The administrators of the China (Fujian) Pilot Free Trade Zone's Xiamen Area have issued a guideline to boost the development of private equity funds of funds, or FOF, with the Huli district of Xiamen city, located in East China's Fujian province.
The document, released last September, came into force on Oct 1 and will expire at the end of September in 2025.
As the first of its kind in China, it is expected to help support measures introduced by local governments for equity investment companies and boost the development of the funds of funds method of private investment.
Under the document, the measures are applicable to FOFs and their management companies. They must have jointly been brought in by the Xiamen Area's administrative committee and Huli district and have opened custody accounts of 5 billion yuan ($725.4 million) or more at financial institutions in Xiamen.
The management of a FOF will be given a one-time grant towards its settlement in the Xiamen Area after the fund provides capital to its participating sub funds.
With paid-in funds of no less than 5 billion yuan, the management company may receive a 8 million yuan grant. When the funds reach 10 billion yuan, that will be increased to 10 million yuan.
An 80 percent grant will be given respectively to the FOF and the management company for their increased operating revenue and main business profits – and to the FOF management team for their economic contributions to the Xiamen Area and Huli district.
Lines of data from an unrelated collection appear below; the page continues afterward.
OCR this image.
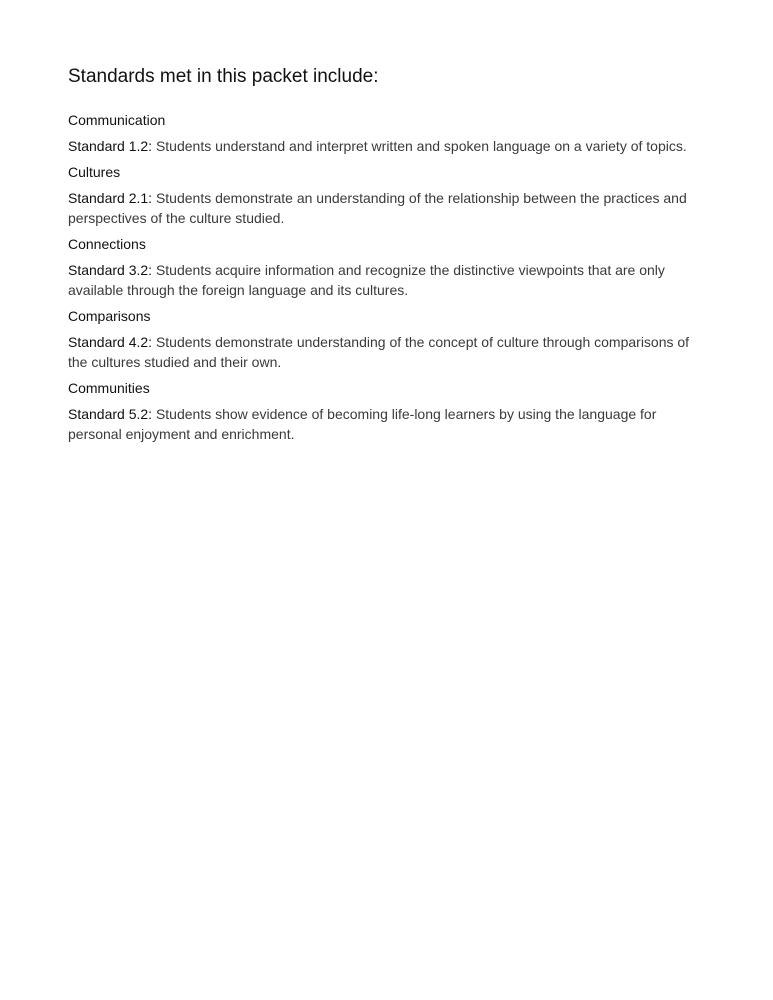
Standards met in this packet include:

Communication

Standard 1.2: Students understand and interpret written and spoken language on a variety of topics.

Cultures

Standard 2.1: Students demonstrate an understanding of the relationship between the practices and perspectives of the culture studied.

Connections

Standard 3.2: Students acquire information and recognize the distinctive viewpoints that are only available through the foreign language and its cultures.

Comparisons

Standard 4.2: Students demonstrate understanding of the concept of culture through comparisons of the cultures studied and their own.

Communities

Standard 5.2: Students show evidence of becoming life-long learners by using the language for personal enjoyment and enrichment.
The FOFs are being encouraged to invest and establish sub funds in the Xiamen Area and in Huli. If their cumulative investment reaches 1 billion yuan, the members of the FOF management team will be rewarded, based on actual paid-in funds.
FOFs that have sub funds worth 1-5 billion yuan will be given grants of 200,000-500,000 yuan. A top amount of 600,000 yuan will be given to the FOF with a sub fund of more than 5 billion yuan.
The document also provides rent subsidies to qualified FOF management companies.